The ECT sector has shown notable economic progress in Canada, contributing 3.0% to Canada’s GDP in 2023 (Statistics Canada 2024). From 2012 to 2021, the ECT sector’s real GDP expanded by 21%, outpacing the broader economy’s growth rate of 15% (Jiang 2023). ECT exports also grew faster than total exports; this export growth was primarily driven by increased shipments of ECT goods, whereas ECT service exports represented a smaller share (Jiang 2023). Furthermore, when comparing clean technology-supported firms with those engaged in other business innovation and growth support (BIGS) program streams from 2016 to 2023, ECT firms were found to be smaller, newer and typically employed a more highly educated workforce (Carta and Demers 2023). Notably, ECT-supported firms outperformed other BIGS participants, particularly in productivity growth: from 2018 to 2021, the median increase in productivity among firms receiving clean tech support was $14,300 per employee, compared with $13,500 among all other BIGS recipients. Beyond firms participating in the production of ECT goods and services, Canadian industries have become more energy efficient. From 2009 to 2022 real GDP grew by 33.1%, while energy use grew 8.2% (Daraji and Li 2025).

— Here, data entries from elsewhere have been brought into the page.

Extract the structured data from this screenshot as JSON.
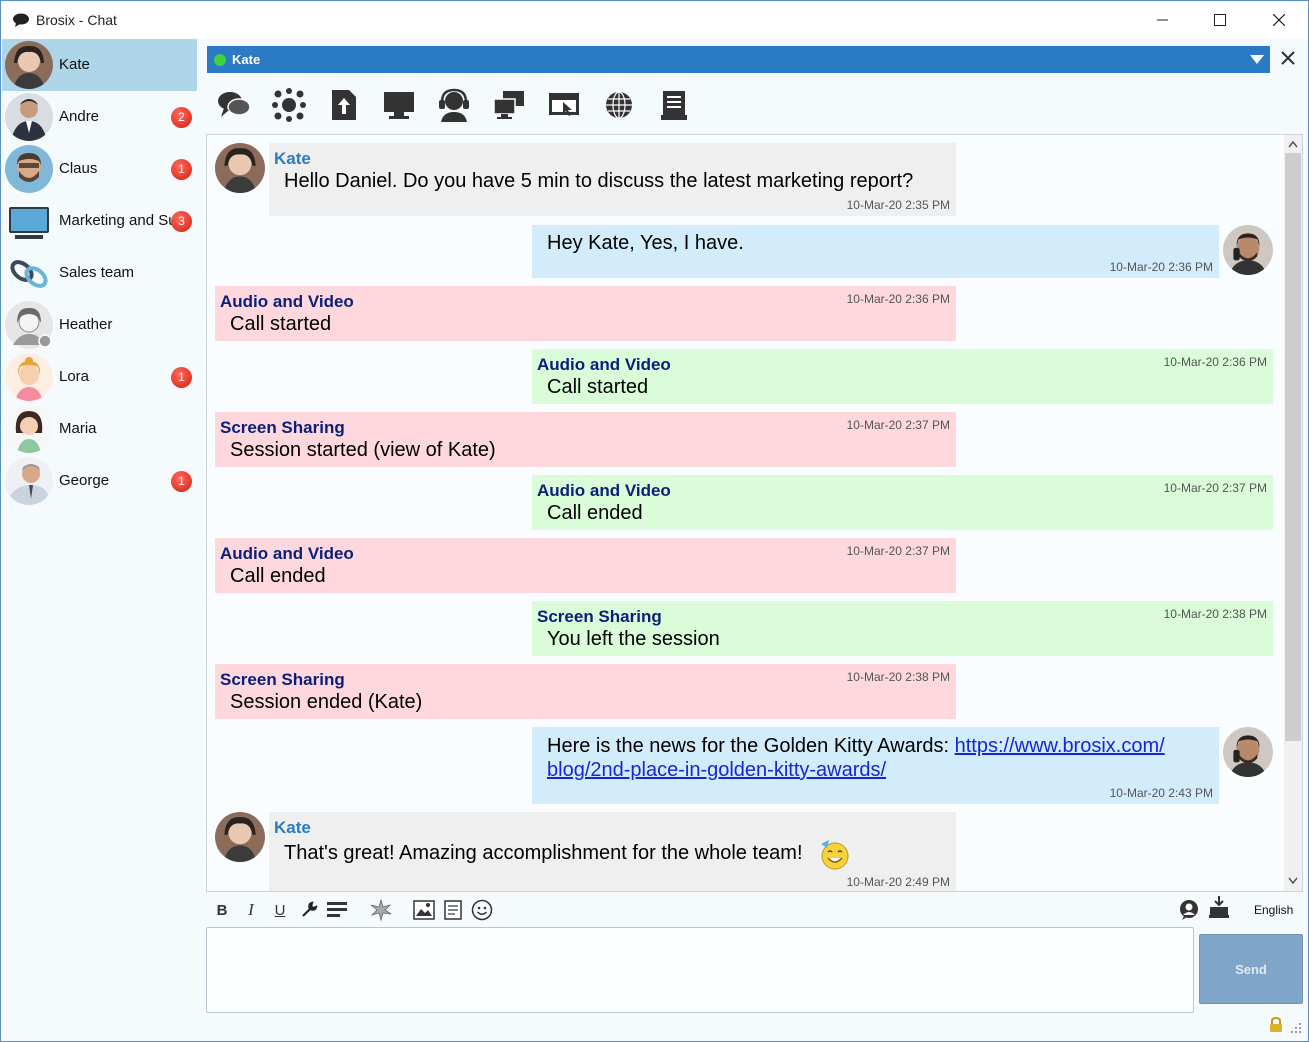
{
  "window": {
    "title": "Brosix - Chat"
  },
  "contacts": [
    {
      "name": "Kate",
      "badge": ""
    },
    {
      "name": "Andre",
      "badge": "2"
    },
    {
      "name": "Claus",
      "badge": "1"
    },
    {
      "name": "Marketing and Su",
      "badge": "3"
    },
    {
      "name": "Sales team",
      "badge": ""
    },
    {
      "name": "Heather",
      "badge": ""
    },
    {
      "name": "Lora",
      "badge": "1"
    },
    {
      "name": "Maria",
      "badge": ""
    },
    {
      "name": "George",
      "badge": "1"
    }
  ],
  "chat": {
    "header_name": "Kate",
    "status_color": "#3fd13f",
    "accent": "#2a7bc4"
  },
  "toolbar_icons": [
    "chat-bubbles-icon",
    "network-icon",
    "file-upload-icon",
    "monitor-icon",
    "headset-icon",
    "screens-icon",
    "remote-control-icon",
    "globe-icon",
    "document-icon"
  ],
  "messages": [
    {
      "sender": "Kate",
      "text": "Hello Daniel. Do you have 5 min to discuss the latest marketing report?",
      "time": "10-Mar-20 2:35 PM"
    },
    {
      "text": "Hey Kate, Yes, I have.",
      "time": "10-Mar-20 2:36 PM"
    },
    {
      "title": "Audio and Video",
      "text": "Call started",
      "time": "10-Mar-20 2:36 PM"
    },
    {
      "title": "Audio and Video",
      "text": "Call started",
      "time": "10-Mar-20 2:36 PM"
    },
    {
      "title": "Screen Sharing",
      "text": "Session started (view of Kate)",
      "time": "10-Mar-20 2:37 PM"
    },
    {
      "title": "Audio and Video",
      "text": "Call ended",
      "time": "10-Mar-20 2:37 PM"
    },
    {
      "title": "Audio and Video",
      "text": "Call ended",
      "time": "10-Mar-20 2:37 PM"
    },
    {
      "title": "Screen Sharing",
      "text": "You left the session",
      "time": "10-Mar-20 2:38 PM"
    },
    {
      "title": "Screen Sharing",
      "text": "Session ended (Kate)",
      "time": "10-Mar-20 2:38 PM"
    },
    {
      "text": "Here is the news for the Golden Kitty Awards:",
      "link_line1": "https://www.brosix.com/",
      "link_line2": "blog/2nd-place-in-golden-kitty-awards/",
      "time": "10-Mar-20 2:43 PM"
    },
    {
      "sender": "Kate",
      "text": "That's great! Amazing accomplishment for the whole team!",
      "time": "10-Mar-20 2:49 PM"
    }
  ],
  "format_bar": {
    "bold": "B",
    "italic": "I",
    "underline": "U",
    "language": "English"
  },
  "composer": {
    "placeholder": ""
  },
  "send_label": "Send"
}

These findings highlight that green activities, including clean technology adoption, may simultaneously address climate change concerns and enhance economic competitiveness.

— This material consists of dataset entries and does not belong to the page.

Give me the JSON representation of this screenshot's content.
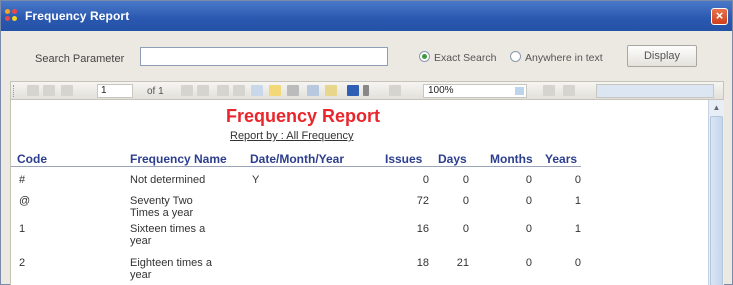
{
  "window": {
    "title": "Frequency Report",
    "close_label": "×"
  },
  "search": {
    "label": "Search Parameter",
    "value": "",
    "placeholder": "",
    "exact_label": "Exact Search",
    "anywhere_label": "Anywhere in text",
    "selected": "exact",
    "display_label": "Display"
  },
  "toolbar": {
    "page": "1",
    "of_label": "of 1",
    "zoom": "100%"
  },
  "report": {
    "title": "Frequency Report",
    "subtitle": "Report by : All Frequency",
    "columns": [
      "Code",
      "Frequency Name",
      "Date/Month/Year",
      "Issues",
      "Days",
      "Months",
      "Years"
    ],
    "rows": [
      {
        "code": "#",
        "name": "Not determined",
        "dmy": "Y",
        "issues": "0",
        "days": "0",
        "months": "0",
        "years": "0"
      },
      {
        "code": "@",
        "name": "Seventy Two Times a year",
        "dmy": "",
        "issues": "72",
        "days": "0",
        "months": "0",
        "years": "1"
      },
      {
        "code": "1",
        "name": "Sixteen times a year",
        "dmy": "",
        "issues": "16",
        "days": "0",
        "months": "0",
        "years": "1"
      },
      {
        "code": "2",
        "name": "Eighteen times a year",
        "dmy": "",
        "issues": "18",
        "days": "21",
        "months": "0",
        "years": "0"
      }
    ]
  },
  "colors": {
    "title_bar": "#2a58b0",
    "report_title": "#e8262b",
    "header_text": "#2c3e8e",
    "radio_dot": "#3c9a3c"
  }
}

3 Data sources and development
This paper leverages a variety of data—existing indicators of green activity employed in this paper and Statistics Canada’s administrative datasets—to capture the level of green activity across the economy. They are synthesized into a three-tiered index where industries are sorted into low, medium and high green-intensity groups. This section provides an overview of the data sources and the development of such an index.
3.1 Data sources
3.1.1 Green activities
Four sets of indicators from Statistics Canada and other sources are considered, shedding light on green activities related to the production of goods and services, the adoption and maintenance of capital and technology, and the intensity of green tasks across industries.
Green goods and services
In 2012, the U.S. Bureau of Labor Statistics produced a list of industries with green goods and services (GGSs), where GGSs were broadly defined as any product or service that benefits the environment or conserves natural resources.Note This list, prepared at the six-digit NAICS level, recognized 325 national industries as potentially producing GGSs. This list was cross walked with the 2022 Canadian NAICS, resulting in 244 industries linked to GGSs.Note GGSs were further categorized into the following five categories:
- renewable: the production and management of electricity, heat or fuel generated from renewable sources such as wind, solar and biomass
- efficiency: products and services that improve energy efficiency
- remediation: the reduction and removal of greenhouse gases and pollution more broadly
- conservation: products and services that conserve natural resources
- compliance: the enforcement and creation of public awareness of environmental issues and regulations (including education and training related to clean technologies and environmentally friendly practices).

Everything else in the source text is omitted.